Carbon monoxide also binds to the hemeprotein myoglobin. It has a high affinity for myoglobin, about 60 times greater than that of oxygen. Carbon monoxide bound to myoglobin may impair its ability to utilize oxygen. This causes reduced cardiac output and hypotension, which may result in brain ischemia. A delayed return of symptoms have been reported. This results following a recurrence of increased carboxyhemoglobin levels; this effect may be due to a late release of carbon monoxide from myoglobin, which subsequently binds to hemoglobin.
Another mechanism involves effects on the mitochondrial respiratory enzyme chain that is responsible for effective tissue utilization of oxygen.
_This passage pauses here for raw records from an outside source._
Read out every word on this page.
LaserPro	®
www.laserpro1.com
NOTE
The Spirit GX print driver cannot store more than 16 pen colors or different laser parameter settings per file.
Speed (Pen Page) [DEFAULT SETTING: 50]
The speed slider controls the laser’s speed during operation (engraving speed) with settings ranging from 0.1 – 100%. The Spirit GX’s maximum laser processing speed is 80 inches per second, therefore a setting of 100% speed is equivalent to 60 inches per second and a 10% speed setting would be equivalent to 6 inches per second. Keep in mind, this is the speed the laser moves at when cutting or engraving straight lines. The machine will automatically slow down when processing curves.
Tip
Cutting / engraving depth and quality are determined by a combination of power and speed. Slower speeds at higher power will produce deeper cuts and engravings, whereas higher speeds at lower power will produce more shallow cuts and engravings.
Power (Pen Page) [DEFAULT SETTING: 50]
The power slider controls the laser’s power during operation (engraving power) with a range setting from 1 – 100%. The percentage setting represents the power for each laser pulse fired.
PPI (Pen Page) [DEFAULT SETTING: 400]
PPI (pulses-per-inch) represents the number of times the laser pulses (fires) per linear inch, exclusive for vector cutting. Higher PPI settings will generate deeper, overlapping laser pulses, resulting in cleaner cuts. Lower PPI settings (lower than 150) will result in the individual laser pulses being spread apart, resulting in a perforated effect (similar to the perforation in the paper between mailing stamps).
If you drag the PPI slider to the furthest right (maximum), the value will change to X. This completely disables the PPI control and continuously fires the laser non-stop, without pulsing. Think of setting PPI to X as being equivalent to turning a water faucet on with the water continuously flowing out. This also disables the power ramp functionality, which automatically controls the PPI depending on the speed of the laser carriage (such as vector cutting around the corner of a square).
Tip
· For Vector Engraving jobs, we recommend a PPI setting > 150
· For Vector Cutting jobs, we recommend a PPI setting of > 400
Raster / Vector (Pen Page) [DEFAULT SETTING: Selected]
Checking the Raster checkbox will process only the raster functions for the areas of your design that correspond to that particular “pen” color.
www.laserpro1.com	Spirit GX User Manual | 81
Carbon monoxide binds to cytochrome oxidase with less affinity than oxygen, so it is possible that it requires significant intracellular hypoxia before binding. This binding interferes with aerobic metabolism and efficient adenosine triphosphate synthesis. Cells respond by switching to anaerobic metabolism, causing anoxia, lactic acidosis, and eventual cell death. The rate of dissociation between carbon monoxide and cytochrome oxidase is slow, causing a relatively prolonged impairment of oxidative metabolism.
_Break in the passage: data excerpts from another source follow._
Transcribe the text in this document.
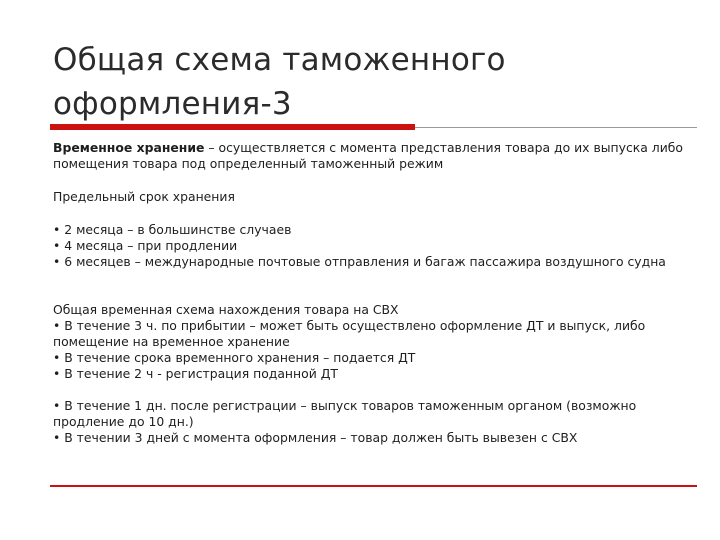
Общая схема таможенного
оформления-3

Временное хранение – осуществляется с момента представления товара до их выпуска либо помещения товара под определенный таможенный режим

Предельный срок хранения

• 2 месяца – в большинстве случаев

• 4 месяца – при продлении

• 6 месяцев – международные почтовые отправления и багаж пассажира воздушного судна

Общая временная схема нахождения товара на СВХ

• В течение 3 ч. по прибытии – может быть осуществлено оформление ДТ и выпуск, либо помещение на временное хранение

• В течение срока временного хранения – подается ДТ

• В течение 2 ч - регистрация поданной ДТ

• В течение 1 дн. после регистрации – выпуск товаров таможенным органом (возможно продление до 10 дн.)

• В течении 3 дней с момента оформления – товар должен быть вывезен с СВХ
Central nervous system effects
The mechanism that is thought to have a significant influence on delayed effects involves formed blood cells and chemical mediators, which cause brain lipid peroxidation (degradation of unsaturated fatty acids). Carbon monoxide causes endothelial cell and platelet release of nitric oxide, and the formation of oxygen free radicals including peroxynitrite. In the brain this causes further mitochondrial dysfunction, capillary leakage, leukocyte sequestration, and apoptosis. The result of these effects is lipid peroxidation, which causes delayed reversible demyelination of white matter in the central nervous system known as Grinker myelinopathy, which can lead to edema and necrosis within the brain. This brain damage occurs mainly during the recovery period. This may result in cognitive defects, especially affecting memory and learning, and movement disorders. These disorders are typically related to damage to the cerebral white matter and basal ganglia. Hallmark pathological changes following poisoning are bilateral necrosis of the white matter, globus pallidus, cerebellum, hippocampus and the cerebral cortex.
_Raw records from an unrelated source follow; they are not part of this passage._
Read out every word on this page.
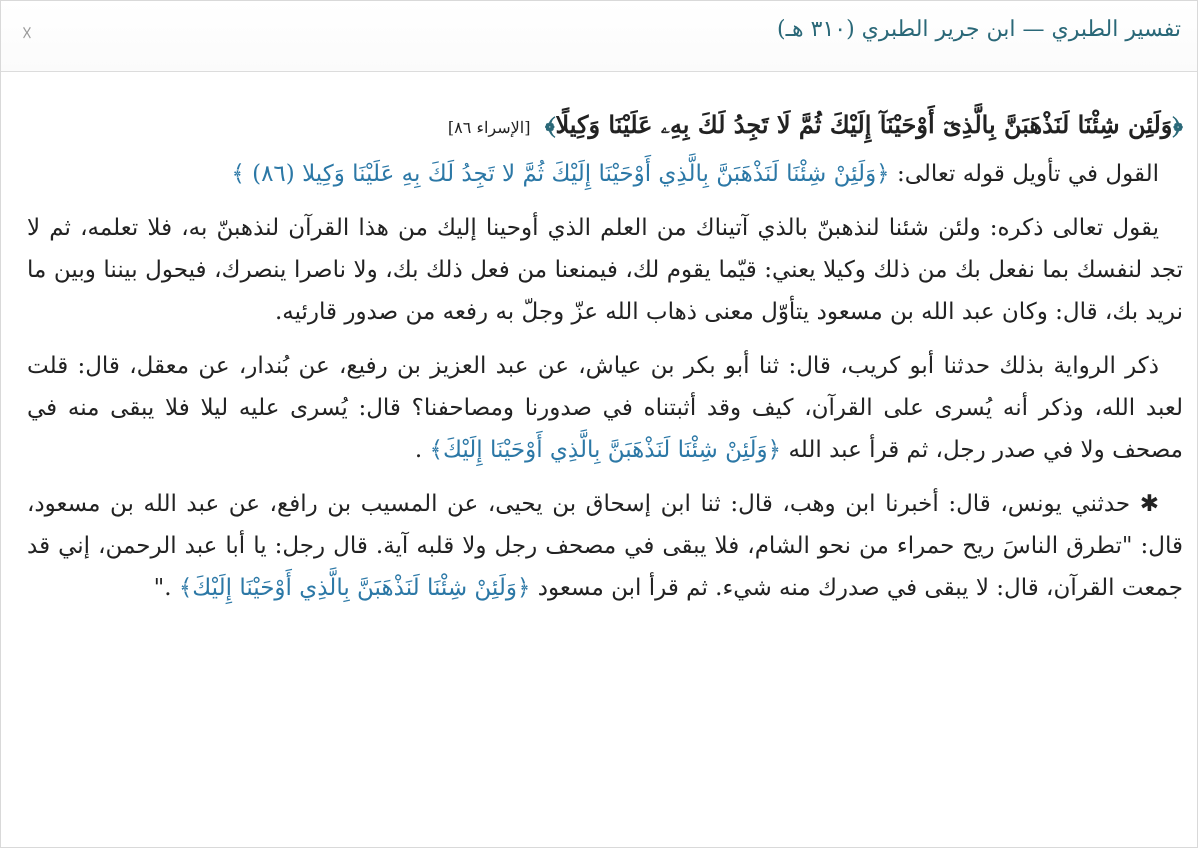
☓	تفسير الطبري — ابن جرير الطبري (٣١٠ هـ)
﴿وَلَئِن شِئْنَا لَنَذْهَبَنَّ بِالَّذِىٓ أَوْحَيْنَآ إِلَيْكَ ثُمَّ لَا تَجِدُ لَكَ بِهِۦ عَلَيْنَا وَكِيلًا﴾ [الإسراء ٨٦]

القول في تأويل قوله تعالى: ﴿وَلَئِنْ شِئْنَا لَنَذْهَبَنَّ بِالَّذِي أَوْحَيْنَا إِلَيْكَ ثُمَّ لا تَجِدُ لَكَ بِهِ عَلَيْنَا وَكِيلا (٨٦) ﴾

يقول تعالى ذكره: ولئن شئنا لنذهبنّ بالذي آتيناك من العلم الذي أوحينا إليك من هذا القرآن لنذهبنّ به، فلا تعلمه، ثم لا تجد لنفسك بما نفعل بك من ذلك وكيلا يعني: قيّما يقوم لك، فيمنعنا من فعل ذلك بك، ولا ناصرا ينصرك، فيحول بيننا وبين ما نريد بك، قال: وكان عبد الله بن مسعود يتأوّل معنى ذهاب الله عزّ وجلّ به رفعه من صدور قارئيه.

ذكر الرواية بذلك حدثنا أبو كريب، قال: ثنا أبو بكر بن عياش، عن عبد العزيز بن رفيع، عن بُندار، عن معقل، قال: قلت لعبد الله، وذكر أنه يُسرى على القرآن، كيف وقد أثبتناه في صدورنا ومصاحفنا؟ قال: يُسرى عليه ليلا فلا يبقى منه في مصحف ولا في صدر رجل، ثم قرأ عبد الله ﴿وَلَئِنْ شِئْنَا لَنَذْهَبَنَّ بِالَّذِي أَوْحَيْنَا إِلَيْكَ﴾ .

✱ حدثني يونس، قال: أخبرنا ابن وهب، قال: ثنا ابن إسحاق بن يحيى، عن المسيب بن رافع، عن عبد الله بن مسعود، قال: "تطرق الناسَ ريح حمراء من نحو الشام، فلا يبقى في مصحف رجل ولا قلبه آية. قال رجل: يا أبا عبد الرحمن، إني قد جمعت القرآن، قال: لا يبقى في صدرك منه شيء. ثم قرأ ابن مسعود ﴿وَلَئِنْ شِئْنَا لَنَذْهَبَنَّ بِالَّذِي أَوْحَيْنَا إِلَيْكَ﴾ ."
Carbon monoxide poisoning in pregnant women may cause severe adverse fetal effects. Poisoning causes fetal tissue hypoxia by decreasing the release of maternal oxygen to the fetus. Carbon monoxide also crosses the placenta and combines with fetal hemoglobin, causing more direct fetal tissue hypoxia. Additionally, fetal hemoglobin has a 10 to 15% higher affinity for carbon monoxide than adult hemoglobin, causing more severe poisoning in the fetus than in the adult. Elimination of carbon monoxide is slower in the fetus, leading to an accumulation of the toxic chemical. The level of fetal morbidity and mortality in acute carbon monoxide poisoning is significant, so despite mild maternal poisoning or following maternal recovery, severe fetal poisoning or death may still occur.